Troubleshooting a Red-Dot Scope

posted on November 14, 2016

Like many of us in the shooting fraternity who have a degree of seniority, my eyes aren’t what they used to be. For that reason, I invested in a few red-dot sights from different makers to see if they could help my marksmanship skills, which have been diminishing due to the inability to see my iron sights. I initially started with rimfires: a rifle and a pistol, each chambered in .22 LR, with the hope of familiarizing myself with red-dots sights before transitioning to select centerfire guns I currently use for target shooting and home defense. What originally seemed like a good idea has become the source of frustration.

The first time I looked at the dot it resembled a teardrop, which made me think my eyes were worse than I initially thought. I got a second opinion from a younger set of eyes, and to my relief, they saw the same thing. I expected a round dot—not a smear upon which to focus. Is this normal?

Also, is the dot supposed to move when adjusting for windage and elevation similar to zeroing scope with a more traditional reticle? Dials on two of the red-dots suggest each click is .5 MOA and the other, which is more of screen type sight as opposed to a tube, lists 1 MOA per click. None of the three seem even close if they move at all. I’d really appreciate any insight you can provide.

David Thorpe, Austin, TX

I can sympathize with your frustration, having had some similar experiences with various types of electronic sights.

Most of the red-dot sights on the market have some degree of “bloom” or appear to flare when turned up to the higher intensity levels. This is less apparent in higher-end models, but tends to be a fact of life in entry-level offerings. I recommend lowering the dot’s intensity so you can see it well enough in prevailing light conditions to identify it on your target, leaving those maximum settings for when the light conditions make them necessary. If the dot still looks like a smear or odd geometric shape with the intensity dialed down, there is little you can do but live with it or return the sight for replacement. Expect a little flare, but it should be somewhat circular in shape.

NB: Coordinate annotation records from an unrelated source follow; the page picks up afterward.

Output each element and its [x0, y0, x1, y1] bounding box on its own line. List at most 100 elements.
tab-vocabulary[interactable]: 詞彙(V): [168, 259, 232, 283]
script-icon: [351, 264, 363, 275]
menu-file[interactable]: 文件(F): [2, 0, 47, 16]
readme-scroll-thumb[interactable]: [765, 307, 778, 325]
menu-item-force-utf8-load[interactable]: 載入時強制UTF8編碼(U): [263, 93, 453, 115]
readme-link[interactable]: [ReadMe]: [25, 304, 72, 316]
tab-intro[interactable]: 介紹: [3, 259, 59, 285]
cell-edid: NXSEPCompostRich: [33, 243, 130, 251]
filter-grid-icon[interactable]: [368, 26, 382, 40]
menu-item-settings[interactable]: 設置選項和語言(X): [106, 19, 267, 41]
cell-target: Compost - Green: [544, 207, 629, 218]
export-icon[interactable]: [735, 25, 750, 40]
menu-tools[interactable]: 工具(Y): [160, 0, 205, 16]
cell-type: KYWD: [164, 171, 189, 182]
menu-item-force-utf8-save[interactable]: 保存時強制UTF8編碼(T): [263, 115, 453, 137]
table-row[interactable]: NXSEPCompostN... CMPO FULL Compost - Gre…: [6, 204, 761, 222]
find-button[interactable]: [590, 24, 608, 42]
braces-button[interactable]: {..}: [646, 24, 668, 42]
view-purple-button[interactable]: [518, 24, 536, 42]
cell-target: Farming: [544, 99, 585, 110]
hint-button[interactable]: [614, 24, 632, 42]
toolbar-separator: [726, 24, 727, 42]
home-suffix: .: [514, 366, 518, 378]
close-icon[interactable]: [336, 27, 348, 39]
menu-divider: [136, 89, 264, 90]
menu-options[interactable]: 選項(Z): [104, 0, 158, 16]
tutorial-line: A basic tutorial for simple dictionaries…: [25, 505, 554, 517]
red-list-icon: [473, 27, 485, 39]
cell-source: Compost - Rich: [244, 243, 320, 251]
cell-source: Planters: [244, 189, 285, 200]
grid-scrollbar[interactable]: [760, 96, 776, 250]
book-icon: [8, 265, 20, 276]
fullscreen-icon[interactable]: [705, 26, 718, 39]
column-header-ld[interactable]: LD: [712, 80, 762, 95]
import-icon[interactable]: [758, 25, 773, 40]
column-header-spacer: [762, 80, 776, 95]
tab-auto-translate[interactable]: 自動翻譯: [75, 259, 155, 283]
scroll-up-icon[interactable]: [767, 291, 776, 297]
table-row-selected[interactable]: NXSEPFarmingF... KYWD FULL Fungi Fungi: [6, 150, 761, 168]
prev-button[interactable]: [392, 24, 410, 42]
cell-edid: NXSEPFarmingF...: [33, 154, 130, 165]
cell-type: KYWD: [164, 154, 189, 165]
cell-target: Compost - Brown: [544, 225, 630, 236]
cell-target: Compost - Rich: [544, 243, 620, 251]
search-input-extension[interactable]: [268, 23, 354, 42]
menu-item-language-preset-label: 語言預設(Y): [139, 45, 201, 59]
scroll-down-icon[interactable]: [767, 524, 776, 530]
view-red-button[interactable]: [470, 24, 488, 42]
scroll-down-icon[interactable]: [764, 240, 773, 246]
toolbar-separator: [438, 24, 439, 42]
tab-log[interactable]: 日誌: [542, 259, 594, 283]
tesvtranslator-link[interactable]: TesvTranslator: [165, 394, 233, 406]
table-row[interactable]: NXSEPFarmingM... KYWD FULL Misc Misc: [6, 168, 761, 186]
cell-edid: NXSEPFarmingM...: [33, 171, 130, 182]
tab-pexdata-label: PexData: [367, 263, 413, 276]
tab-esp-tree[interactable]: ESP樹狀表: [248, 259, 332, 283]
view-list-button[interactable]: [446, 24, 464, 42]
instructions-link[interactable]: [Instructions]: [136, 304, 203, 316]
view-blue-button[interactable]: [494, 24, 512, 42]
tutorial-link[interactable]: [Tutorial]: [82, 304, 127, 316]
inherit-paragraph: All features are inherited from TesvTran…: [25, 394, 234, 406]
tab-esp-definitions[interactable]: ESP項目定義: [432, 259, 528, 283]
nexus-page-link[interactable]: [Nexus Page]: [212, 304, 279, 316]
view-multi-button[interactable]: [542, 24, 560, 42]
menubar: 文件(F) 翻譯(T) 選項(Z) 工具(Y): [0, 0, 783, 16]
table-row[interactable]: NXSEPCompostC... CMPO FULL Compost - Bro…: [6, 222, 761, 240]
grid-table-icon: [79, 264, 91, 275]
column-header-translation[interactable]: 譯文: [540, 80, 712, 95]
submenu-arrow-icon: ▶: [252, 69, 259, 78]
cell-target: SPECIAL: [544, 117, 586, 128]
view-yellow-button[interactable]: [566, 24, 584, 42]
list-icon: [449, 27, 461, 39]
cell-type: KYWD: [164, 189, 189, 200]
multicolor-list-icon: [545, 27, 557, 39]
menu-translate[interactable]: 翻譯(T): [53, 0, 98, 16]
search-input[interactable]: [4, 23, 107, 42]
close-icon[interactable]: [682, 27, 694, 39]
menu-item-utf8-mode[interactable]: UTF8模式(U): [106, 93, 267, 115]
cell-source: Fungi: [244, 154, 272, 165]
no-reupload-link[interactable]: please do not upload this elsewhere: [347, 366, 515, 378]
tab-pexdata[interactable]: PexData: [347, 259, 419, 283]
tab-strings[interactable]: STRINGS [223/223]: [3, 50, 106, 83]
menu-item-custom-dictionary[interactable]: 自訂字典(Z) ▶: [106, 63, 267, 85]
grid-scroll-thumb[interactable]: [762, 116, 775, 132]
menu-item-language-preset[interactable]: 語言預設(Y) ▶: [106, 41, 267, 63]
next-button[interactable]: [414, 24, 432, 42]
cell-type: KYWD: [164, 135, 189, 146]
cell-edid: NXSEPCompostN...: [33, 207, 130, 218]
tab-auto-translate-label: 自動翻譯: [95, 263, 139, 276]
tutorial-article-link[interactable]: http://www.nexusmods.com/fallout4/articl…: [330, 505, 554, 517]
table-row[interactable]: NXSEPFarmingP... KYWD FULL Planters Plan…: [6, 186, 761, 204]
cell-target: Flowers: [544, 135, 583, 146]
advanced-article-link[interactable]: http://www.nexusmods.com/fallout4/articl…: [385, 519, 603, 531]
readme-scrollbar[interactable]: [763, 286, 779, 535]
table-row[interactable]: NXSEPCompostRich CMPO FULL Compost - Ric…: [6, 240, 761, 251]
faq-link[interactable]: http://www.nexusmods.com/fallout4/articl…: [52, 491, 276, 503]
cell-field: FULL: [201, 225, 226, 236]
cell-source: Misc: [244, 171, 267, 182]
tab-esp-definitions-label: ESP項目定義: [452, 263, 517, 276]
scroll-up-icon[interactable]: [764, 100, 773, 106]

Armed with this information, it might be a good idea to visit your local dealer and compare what you are seeing with your red-dots to other brands available. In particular, look at the most expensive and the least expensive available, which should provide you some perspective.

In reference to adjusting the dot to obtain a satisfactory zero for the firearm it is mounted on, expect the movement to adjust the strike of the bullet on the target to correspond with a conventional rifle or pistol scope. Like the standard firearm optic, I like to “exercise” the windage and elevation dials fully across their ranges of motion several times and then centering the dot back at mechanical zero before zeroing the optic to the gun. When any optic is new the internal mechanism may be a little “sticky.” “Exercising” the dials spreads the lubricant and may smooth out any rough spots in the movement, which allows the adjustment to correspond with the host firearm.

I usually zero my red-dot sights at 50 yards unless there is an extenuating circumstance that dictates otherwise. Remember, .5-MOA clicks only move the impact of the round .25 inch per click at that distance. In this case, it means after you boresight and shoot your first group, you may have to move the windage and elevation more clicks for correction to zero the optic than originally perceived.

Assuming you can achieve zero with your red-dot sight and rifle, shooting a “square drill” will validate the accuracy of the windage and elevation adjustments or lack thereof.

The square drill starts with shooting a three- to five-shot group at a known zero for a particular gun. I usually move the windage followed by the elevation screws the recommended amount of clicks for 12 inches of movement after each group until I form a 12-inch square. Ideally, I will end up at the same place on the dials that I started at with the final group ending up on top of the original group. If your red-dot sight can’t track and make consistent movements of the rounds impacting on the target, it needs to go back to the factory for repair.

The move to red-dot sights has its own set of challenges and solutions. Not all are as difficult as you seem to have experienced. Start with known, quality and tested equipment and your shooting will be extended on into the future. Don’t hesitate to experiment to see what works best for you once you validate the quality of the equipment with which you are working. As a result, the familiarity you gain will aid you with noticeable success—in the form or enhanced proficiency—provided you practice regularly.